Bu sürecin toplumsal açıdan önemli bir yönü var. Türkiye ne yazık ki başka davalarda uzun tutukluluk süreleri, haksız tutukluluk kararları, elde edilen teknik takip dökümanlarının medyaya sızdırılması, soruşturmanın gizliliği ilkesi gibi temel kavramları tartışma, bu kavramların değerini anlama fırsatı bulamadı. Diğer davalarda ya siyasi karakter sebebiyle çabucak alınan pozisyonlarla ya da davalıların profilleri sebebiyle bu ilkelerin ihlali göz ardı edildi. Yıldırım bugün bu ilkeler ile ilgili bütün hassasiyetleri toplumsal bir sahaya taşıma şansına sahip. Hukuka aykırı olarak elde edilen delilleri, teknik takip dökümanlarının anlamlarından kopartılarak yeniden üretilip mahkemeye sunulmasını, soruşturma safhasında kolluk güçleri tarafından elde edilen bulguların sızdırılmasını, haksız tutukluluk kararlarını eleştirirken, bunu normal şartlar altında duymayacak fakat bu süreç içerisinde adalet konusunda hassasiyeti gelişmiş kitleleri etkileme şansı var.

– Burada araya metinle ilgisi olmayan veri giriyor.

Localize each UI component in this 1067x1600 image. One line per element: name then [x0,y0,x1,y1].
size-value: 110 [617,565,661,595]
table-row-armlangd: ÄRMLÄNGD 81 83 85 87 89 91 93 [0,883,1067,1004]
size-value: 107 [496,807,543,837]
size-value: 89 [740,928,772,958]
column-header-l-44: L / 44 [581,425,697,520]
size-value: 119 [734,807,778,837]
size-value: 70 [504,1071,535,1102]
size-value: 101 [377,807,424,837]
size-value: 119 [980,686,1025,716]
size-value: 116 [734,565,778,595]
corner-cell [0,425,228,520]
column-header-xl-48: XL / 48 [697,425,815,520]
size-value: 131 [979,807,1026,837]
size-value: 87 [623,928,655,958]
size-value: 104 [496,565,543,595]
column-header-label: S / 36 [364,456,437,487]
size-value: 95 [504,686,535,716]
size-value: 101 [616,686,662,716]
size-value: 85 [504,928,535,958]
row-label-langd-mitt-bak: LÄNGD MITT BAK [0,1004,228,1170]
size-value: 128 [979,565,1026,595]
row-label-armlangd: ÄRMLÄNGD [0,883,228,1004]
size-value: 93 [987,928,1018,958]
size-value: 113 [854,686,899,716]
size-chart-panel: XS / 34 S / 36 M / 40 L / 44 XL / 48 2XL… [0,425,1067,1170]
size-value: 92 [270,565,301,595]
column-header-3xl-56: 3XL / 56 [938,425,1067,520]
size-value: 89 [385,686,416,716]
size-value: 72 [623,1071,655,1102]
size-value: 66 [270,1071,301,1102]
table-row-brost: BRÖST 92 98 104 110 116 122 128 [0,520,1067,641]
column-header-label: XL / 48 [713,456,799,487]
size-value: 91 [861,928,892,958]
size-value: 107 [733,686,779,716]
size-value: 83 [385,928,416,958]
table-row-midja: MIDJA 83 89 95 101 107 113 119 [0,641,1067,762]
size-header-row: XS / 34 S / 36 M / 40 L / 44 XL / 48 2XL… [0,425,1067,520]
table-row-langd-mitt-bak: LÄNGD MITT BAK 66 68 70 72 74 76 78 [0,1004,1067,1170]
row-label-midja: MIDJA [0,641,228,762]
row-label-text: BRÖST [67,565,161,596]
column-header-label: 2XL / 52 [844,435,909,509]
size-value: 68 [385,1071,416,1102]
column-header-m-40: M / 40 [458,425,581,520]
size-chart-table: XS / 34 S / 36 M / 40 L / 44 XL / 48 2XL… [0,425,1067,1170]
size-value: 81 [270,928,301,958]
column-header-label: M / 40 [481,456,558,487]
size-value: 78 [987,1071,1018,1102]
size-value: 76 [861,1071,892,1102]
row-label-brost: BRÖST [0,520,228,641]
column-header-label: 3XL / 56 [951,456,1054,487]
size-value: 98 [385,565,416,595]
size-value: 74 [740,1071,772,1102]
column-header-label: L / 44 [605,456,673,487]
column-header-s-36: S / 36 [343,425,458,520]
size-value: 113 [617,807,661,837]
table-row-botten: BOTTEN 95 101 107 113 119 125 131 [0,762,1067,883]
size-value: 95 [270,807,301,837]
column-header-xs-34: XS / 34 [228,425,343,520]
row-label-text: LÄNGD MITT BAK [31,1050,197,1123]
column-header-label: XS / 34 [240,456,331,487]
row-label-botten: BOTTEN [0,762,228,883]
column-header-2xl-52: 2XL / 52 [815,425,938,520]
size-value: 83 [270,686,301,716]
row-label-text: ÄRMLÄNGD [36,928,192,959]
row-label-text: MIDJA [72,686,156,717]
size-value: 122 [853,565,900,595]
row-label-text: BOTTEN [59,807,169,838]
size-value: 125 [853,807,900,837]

Dolayısıyla adalet ilkesine aykırı büyük operasyonlar devrinin karşı karşıya olduğu en büyük sorun Aziz Yıldırım. "Kampanya" olarak nitelidiği bu "operasyonu" eleştirmeye ve buna karşı konuşmaya başladığı anda bu operasyondaki temalar da toplum tarafından çok daha güçlü bir şekilde duyulacak, bu operasyon biçimi de kamuoyunda çok daha güçlü bir şekilde telin edilecek.

3 Temmuz ile birlikte Türkiye'de açılmayan gözler açıldı, duymayan kulaklar duymaya başladı, Aziz Yıldırım'ın savunmasıyla artık ağızlar da konuşmaya başlayacak.

Zalim kendi yüzünü bütün çıplaklığıyla göstermişken, bundan daha iyisi de olamaz.


6 comments:

  1. red dedi ki...

    Sabırla bekliyorum...

  2. ben-i Adem dedi ki...

    @aethewulf Aziz Yıldırım'ın avukatlarından biri de sen olmalıydın. Seviyoruz seni.. Yaşa, varol emi..

  3. fishersad dedi ki...

    bekir coşkun "ilk kurşun"...

    hani o meşhur "duruş" var ya
    "vuruşu üç beş kuruşluk" o duruş...
    "aklan da gel" ucuzluğu
    "kupa iade" sahtekarlığı
    "8eşiktaşı da kurtarışları"
    "geçmiş olsun başbakanım" soytarılığı...

    öyle duruşa fazla gelecek belki, bünyelerini bozacak ama asıl duruşu gördüler görecekler.

    şimdi VURUŞ zamanı!

  4. Sekhranikos dedi ki...

    benim merak ettiğim aklanıp çıkarsa tüm bu savcıya, emniyete, s,lahlı görüntüleri yayaınlayan kanallara, baransulara, pijlere ne olacağı. yani attım boku adam temizledi sen yoluma ben yoluma olacaksa afedersiniz skym öyle adalet sistemini!

  5. gumgumok dedi ki...

    Savunmayı okudum. Açıkçası bu kadar detaylı ve belgelerle desteklenen bir savunma olacağını beklemiyordum. Nihayetinde karşıda sizi bir şekilde suçlamaya karar vermiş, hükmü vermiş bir güç var ve size isnat edilen suçlamaların delillerinin yeterliliği o kadar önemli değil onlar için.
    Ama gerçekten de şimdiye kadarki kısımlar tatmin edici. Hele bazı yerler var ki, okuma yazma bilip, gözü balçıkla kapatılmış olmayan her insan; savcının 'suçu ortaya çıkarmak' gibi bir iddiası olmadığını, tam tersine 'suçlu yaratmak için delil üretildiğini' görür.

  6. Adsız dedi ki...

    savunmanın ikinci kısmını da eklemek gerek, bana göre çok daha tatmin edici.

    3 temmuzdan bu yana kendimi en iyi hissettiğim ikinci gün bugün. ilki topuk yaylasına gidilen gündü. ben başkanın açıklamalarından tatmin oldum.

    benim gözümde kendisi temizdir, başkasının dediği mühim değil.